Erste Gestaltungsideen für eine Schule gemeinsamen Lernens sind vor allem mit der nach 1900 erhobenen Forderung nach einer Standes- und Klassenunterschiede überbrückenden "Einheitsschule" verbunden, die als "allgemeine Volksschule" alle Schulpflichtigen acht, sechs oder zumindest vier Jahre besuchen sollten. Politisch realisieren ließ sich eine solche Schule in den Jahren der Weimarer Republik lediglich als "Grundschule". Damit entfielen zwar die bislang den Volksschulbesuch vermeidbar machenden Gymnasialvorschulen, doch mit diverser sozialer und pädagogischer Problematik behaftet standen nach vierjähriger Grundschuldauer Selektions- und Bildungswegentscheidungen noch immer früh und zuungunsten jener Kinder an, die häusliche Bildungsumsorgung nur wenig tragen konnte (Geißler 2013, 412ff.). Die Frage, wie und auf welchem Weg die Bildungschancen dieser die Mehrheit der Schulbesucher ausmachenden Kinder auch schulsystemisch verbessert werden konnten, stand im Raum.
Struktur
Unmittelbar nach Kriegsende nutzte die in der Sowjetischen Besatzungszone politisch maßgebend werdende SED die Gunst der Stunde, um 1946 an die Stelle des bislang ab Klasse 5 typengegliederten Schulwesens eine obligatorische achtklassige "Grundschule" zu setzen (Geißler 2017). Sie sollte mit einer über das Niveau der früheren "Volksschule" hinausführenden Verfachlichung und Fächerung des Unterrichts eine "grundlegende Allgemeinbildung" bieten, die allen Lernenden bis zur Klasse 8 die Übergangsmöglichkeit zur vierjährigen abiturberechtigten "Oberschule" sicherte. Nach Gründung der DDR 1949 setzte im Oberschulzugang eine massive Bevorteilung von "Arbeiter-und-Bauern-Kindern" ein, auch deshalb, weil die SED-Führung in diesen die künftigen Träger radikaler Gesellschaftsveränderung sah. Erst mit dem allmählichen Entstehen einer staatstragenden "sozialistischen Intelligenz" in den 1960er-Jahren wurde der Zugang zum Abitur – bei scharf am planwirtschaftlichen Fachkräftebedarf orientierten Zulassungsquoten von ca. zehn Prozent für die Erweiterte Oberschule und Fünf Prozent für die Berufsausbildung mit Abitur – weniger von der sozialen Herkunft abhängig. Unabdingbare Voraussetzung für die "Delegierung" waren sehr gute, wenn nicht ausgezeichnete Schulleistungen, dazu wie bisher die durch Mitgliedschaften und Funktionen bezeugte politische Aktivität sowie die Angabe eines im Staatsinteresse liegenden Berufswunsches wie "Offizier" oder "Lehrerin". Hinzu kam, dass der Abiturzugang zugunsten einer insgesamt möglichst gleichstarken Geschlechterpräsentation reguliert wurde.

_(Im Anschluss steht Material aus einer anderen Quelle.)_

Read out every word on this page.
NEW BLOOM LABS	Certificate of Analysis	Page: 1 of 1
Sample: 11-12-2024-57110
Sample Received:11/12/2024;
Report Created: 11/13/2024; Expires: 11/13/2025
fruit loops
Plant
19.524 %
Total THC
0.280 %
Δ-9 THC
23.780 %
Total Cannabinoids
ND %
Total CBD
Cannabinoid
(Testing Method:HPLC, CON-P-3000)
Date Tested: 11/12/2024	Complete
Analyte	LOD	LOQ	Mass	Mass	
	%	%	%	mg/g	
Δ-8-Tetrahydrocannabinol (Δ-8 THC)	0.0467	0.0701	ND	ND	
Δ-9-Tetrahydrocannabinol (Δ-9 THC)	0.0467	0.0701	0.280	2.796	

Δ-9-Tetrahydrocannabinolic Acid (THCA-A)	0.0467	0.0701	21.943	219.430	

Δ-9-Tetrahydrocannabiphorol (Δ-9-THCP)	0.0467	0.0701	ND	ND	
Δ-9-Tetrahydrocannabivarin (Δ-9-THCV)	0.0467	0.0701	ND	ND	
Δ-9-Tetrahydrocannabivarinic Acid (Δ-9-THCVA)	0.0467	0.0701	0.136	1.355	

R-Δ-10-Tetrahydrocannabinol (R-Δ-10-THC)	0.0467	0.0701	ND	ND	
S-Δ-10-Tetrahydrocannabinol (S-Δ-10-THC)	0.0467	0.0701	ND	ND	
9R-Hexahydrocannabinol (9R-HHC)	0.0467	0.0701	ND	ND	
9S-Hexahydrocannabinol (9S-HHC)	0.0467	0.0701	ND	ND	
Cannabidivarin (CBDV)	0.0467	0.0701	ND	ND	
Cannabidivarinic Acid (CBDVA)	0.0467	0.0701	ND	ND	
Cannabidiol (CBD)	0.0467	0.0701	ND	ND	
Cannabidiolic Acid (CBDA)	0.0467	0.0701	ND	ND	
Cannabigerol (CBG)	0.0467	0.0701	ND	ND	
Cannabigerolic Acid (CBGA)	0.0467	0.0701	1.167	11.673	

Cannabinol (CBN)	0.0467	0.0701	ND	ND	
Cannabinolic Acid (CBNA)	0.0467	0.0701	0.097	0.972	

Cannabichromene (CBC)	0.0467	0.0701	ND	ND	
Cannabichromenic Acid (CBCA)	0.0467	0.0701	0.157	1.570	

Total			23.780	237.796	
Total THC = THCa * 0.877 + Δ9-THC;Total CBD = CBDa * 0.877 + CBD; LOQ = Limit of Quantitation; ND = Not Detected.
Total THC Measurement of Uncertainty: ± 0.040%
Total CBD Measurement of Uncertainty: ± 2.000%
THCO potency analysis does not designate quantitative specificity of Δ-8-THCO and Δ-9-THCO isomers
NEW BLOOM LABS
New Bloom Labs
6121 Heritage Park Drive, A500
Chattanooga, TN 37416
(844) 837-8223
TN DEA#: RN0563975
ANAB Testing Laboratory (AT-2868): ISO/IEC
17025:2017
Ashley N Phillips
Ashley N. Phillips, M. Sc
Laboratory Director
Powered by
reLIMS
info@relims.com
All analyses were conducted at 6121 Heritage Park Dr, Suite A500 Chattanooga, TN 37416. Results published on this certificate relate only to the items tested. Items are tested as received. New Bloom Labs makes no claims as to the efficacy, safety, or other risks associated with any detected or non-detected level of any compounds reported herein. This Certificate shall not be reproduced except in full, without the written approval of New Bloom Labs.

Diese Pflichtschule für alle wurde seit den 1960er-Jahren unter Einschluss des bisherigen "Landschulwesens" schrittweise zur "allgemeinbildenden zehnklassigen polytechnischen Oberschule" (POS) mit anschließender zum Abitur führender "erweiterten Oberschule" (EOS) und der doppelqualifizierenden "Berufsausbildung mit Abitur" (BmA) ausgebaut. Der Verlängerung der im allgemeinbildenden Schulwesen zu verbringenden Pflichtschulzeit entsprach die Verkürzungen von Berufsausbildungszeiten ebenso wie die später begonnene Umstellung der studienvorbereitenden EOS von einem vierjährigen auf einen nur noch zwei Jahre umfassenden Bildungsgang. Diese Entwicklung war im Wesentlichen zu Beginn der 1980er-Jahre abgeschlossen. Da er qualitativ höhere Bildung vermittelte als die vormalige Grundschule, hatte der neue Schultyp die Kurzbezeichnung "Oberschule" erhalten.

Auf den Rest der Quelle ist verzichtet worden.